David F. Wells is, hands down, one of the most insightful analysts of contemporary Christianity. Well known as the Andrew Mutch Distinguished Professor of Historical and Systematic Theology at Gordon-Conwell Theological Seminary, Wells is a theologian best known for four courageous and important books, No Place for Truth, God in the Wasteland, Losing Our Virtue, and Above All Earthly Pow’rs.
Now, in The Courage to Be Protestant, Wells offers what amounts to a fifth volume in his series–a capstone to his argument.
In The Courage to Be Protestant, Wells bravely criticizes those who would offer theological and spiritual reductionism in the name of marketing as well as those who would steer the Evangelical movement toward the postmodern embrace of the “Emergents.”
Looking at present-day Evangelicalism, Wells sees shrinking doctrine and a disappearing church. It takes no courage to “sign-up” as a Protestant, he argues, but it takes considerable courage to believe and act as a Protestant.

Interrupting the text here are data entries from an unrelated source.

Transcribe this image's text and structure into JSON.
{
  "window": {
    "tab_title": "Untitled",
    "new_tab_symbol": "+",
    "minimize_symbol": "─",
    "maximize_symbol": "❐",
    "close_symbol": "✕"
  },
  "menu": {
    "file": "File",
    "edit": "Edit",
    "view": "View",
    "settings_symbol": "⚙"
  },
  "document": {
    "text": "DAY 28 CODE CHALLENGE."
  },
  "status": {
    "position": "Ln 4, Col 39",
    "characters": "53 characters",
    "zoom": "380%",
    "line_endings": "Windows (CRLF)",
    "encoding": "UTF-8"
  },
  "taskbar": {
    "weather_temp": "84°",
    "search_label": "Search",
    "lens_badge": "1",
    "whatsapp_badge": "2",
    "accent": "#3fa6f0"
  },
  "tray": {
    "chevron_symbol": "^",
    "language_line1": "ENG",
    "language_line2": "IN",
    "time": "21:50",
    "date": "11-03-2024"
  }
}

The Courage to Be Protestant: Truth-Lovers, Marketers, and Emergents in the Postmodern World is must reading. After reading this book, go back and read Wells’ previous four-volume series.

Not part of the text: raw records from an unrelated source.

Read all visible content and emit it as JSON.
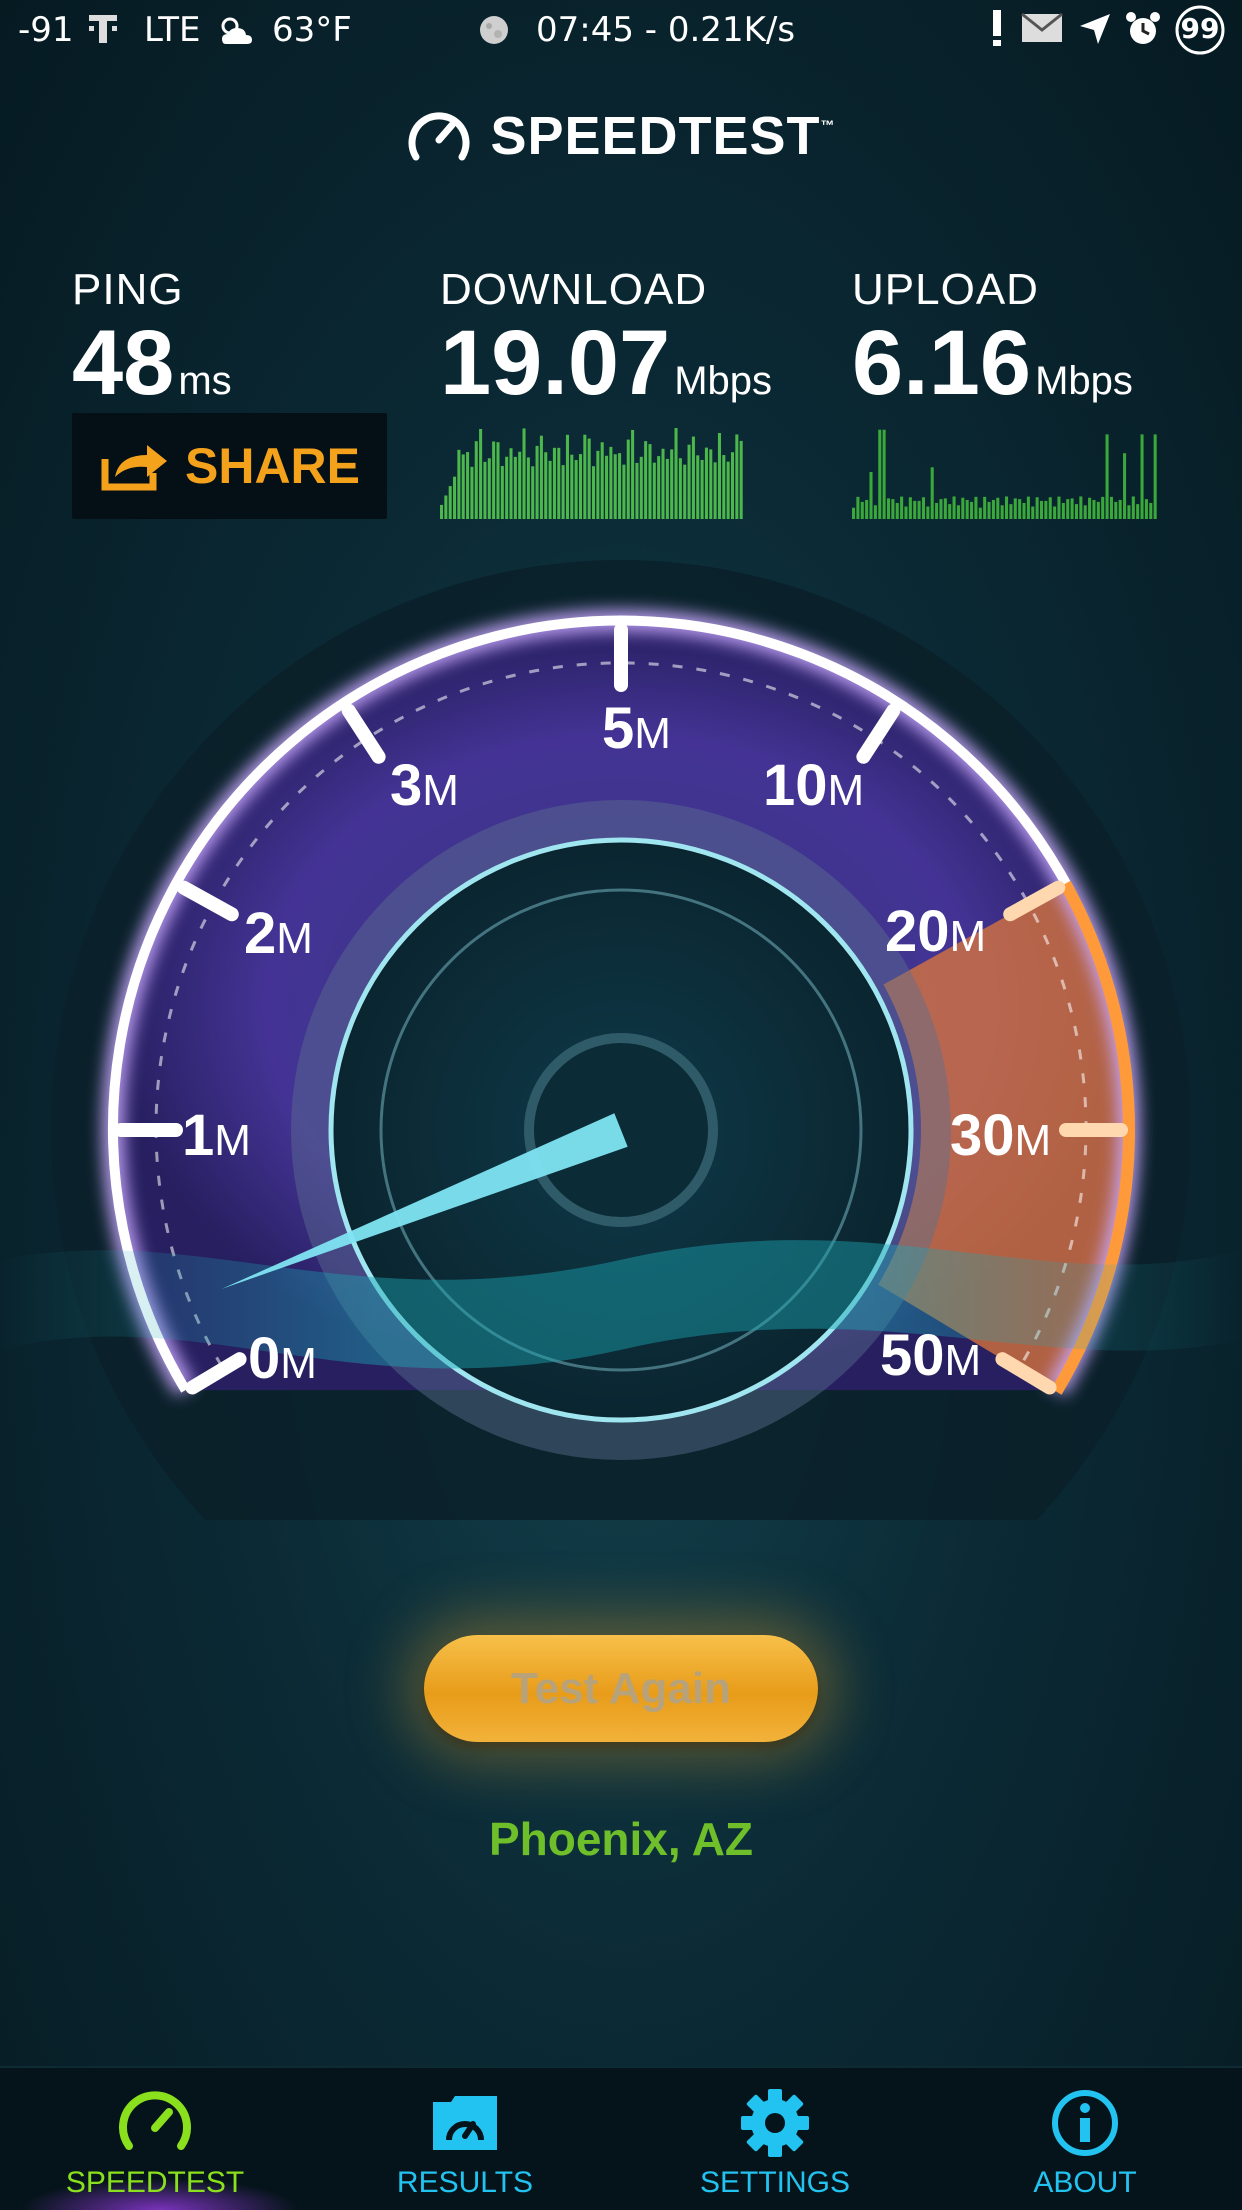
{
  "status_bar": {
    "signal": "-91",
    "carrier_icon": "tmobile-icon",
    "network": "LTE",
    "weather_icon": "partly-cloudy-icon",
    "temperature": "63°F",
    "moon_icon": "moon-icon",
    "time_speed": "07:45 - 0.21K/s",
    "battery": "99"
  },
  "header": {
    "brand": "SPEEDTEST",
    "trademark": "™"
  },
  "stats": {
    "ping": {
      "label": "PING",
      "value": "48",
      "unit": "ms"
    },
    "download": {
      "label": "DOWNLOAD",
      "value": "19.07",
      "unit": "Mbps"
    },
    "upload": {
      "label": "UPLOAD",
      "value": "6.16",
      "unit": "Mbps"
    }
  },
  "share": {
    "label": "SHARE"
  },
  "gauge": {
    "ticks": [
      {
        "num": "0",
        "unit": "M"
      },
      {
        "num": "1",
        "unit": "M"
      },
      {
        "num": "2",
        "unit": "M"
      },
      {
        "num": "3",
        "unit": "M"
      },
      {
        "num": "5",
        "unit": "M"
      },
      {
        "num": "10",
        "unit": "M"
      },
      {
        "num": "20",
        "unit": "M"
      },
      {
        "num": "30",
        "unit": "M"
      },
      {
        "num": "50",
        "unit": "M"
      }
    ],
    "needle_value_mbps": 0.3,
    "accent": "#f08a2a",
    "ring_color": "#a78bfa"
  },
  "actions": {
    "test_again": "Test Again"
  },
  "server": {
    "location": "Phoenix, AZ"
  },
  "nav": {
    "items": [
      {
        "label": "SPEEDTEST",
        "icon": "gauge-icon",
        "active": true
      },
      {
        "label": "RESULTS",
        "icon": "results-icon",
        "active": false
      },
      {
        "label": "SETTINGS",
        "icon": "gear-icon",
        "active": false
      },
      {
        "label": "ABOUT",
        "icon": "info-icon",
        "active": false
      }
    ],
    "active_color": "#8be01e",
    "inactive_color": "#22c3f0"
  }
}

Traditional Christian faith holds to the outside God who stands over against us. He is known not because we have discovered him, but because he has made himself known in Scripture and in Christ. We are not left to piece together our understanding of him. He has unveiled and defined himself for us. He has broken his concealment. He has come into view and has told us who he is and how we are to live.
The inside god of this contemporary spirituality is different. He emerges out of the psychology, the inner depths, of the seeker. He is known through and within the self, and we piece together our knowledge of him (or her, or it) from the fragments of our experience coupled with our intuitions. In so many ways this god, this sacred reality, is indistinguishable from how we experience ourselves.